Uncertain Machine Ethics Planning
Simon Kolker, Louise A. Dennis, Ramon Fraga Pereira, Mengwei Xu
TL;DR
The paper tackles planning under both outcome and moral uncertainty in machine ethics by formalizing uncertain ethical planning as MMMDP/MMSSP and applying MEHR within a Multi-Objective AO* framework. It introduces a running insulin-theft case to demonstrate how conflicting moral theories can be modeled, reasoned about, and comparatively evaluated using history-based arguments and attacks.
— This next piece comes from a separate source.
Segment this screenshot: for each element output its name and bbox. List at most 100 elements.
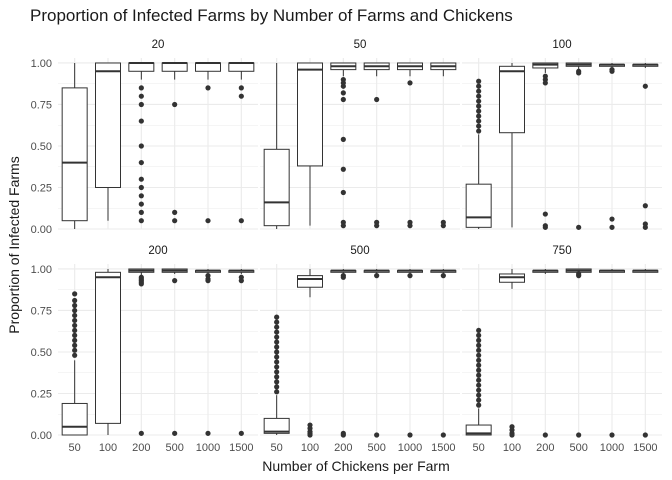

The main contributions are the MMMDP/MMSSP formalism, the MEHR-based argumentation mechanism for policy selection, and a two-stage Moral Planner that first finds Pareto-undominated policies and then selects the ethically preferable one under a budgeted, non-moral cost. The work advances explainability in ethical AI by grounding decisions in reproducible argumentative structures, while highlighting computational challenges and avenues for efficiency improvements and broader application.
Abstract
Machine Ethics decisions should consider the implications of uncertainty over decisions. Decisions should be made over sequences of actions to reach preferable outcomes long term. The evaluation of outcomes, however, may invoke one or more moral theories, which might have conflicting judgements. Each theory will require differing representations of the ethical situation. For example, Utilitarianism measures numerical values, Deontology analyses duties, and Virtue Ethics emphasises moral character. While balancing potentially conflicting moral considerations, decisions may need to be made, for example, to achieve morally neutral goals with minimal costs. In this paper, we formalise the problem as a Multi-Moral Markov Decision Process and a Multi-Moral Stochastic Shortest Path Problem. We develop a heuristic algorithm based on Multi-Objective AO*, utilising Sven-Ove Hansson's Hypothetical Retrospection procedure for ethical reasoning under uncertainty. Our approach is validated by a case study from Machine Ethics literature: the problem of whether to steal insulin for someone who needs it.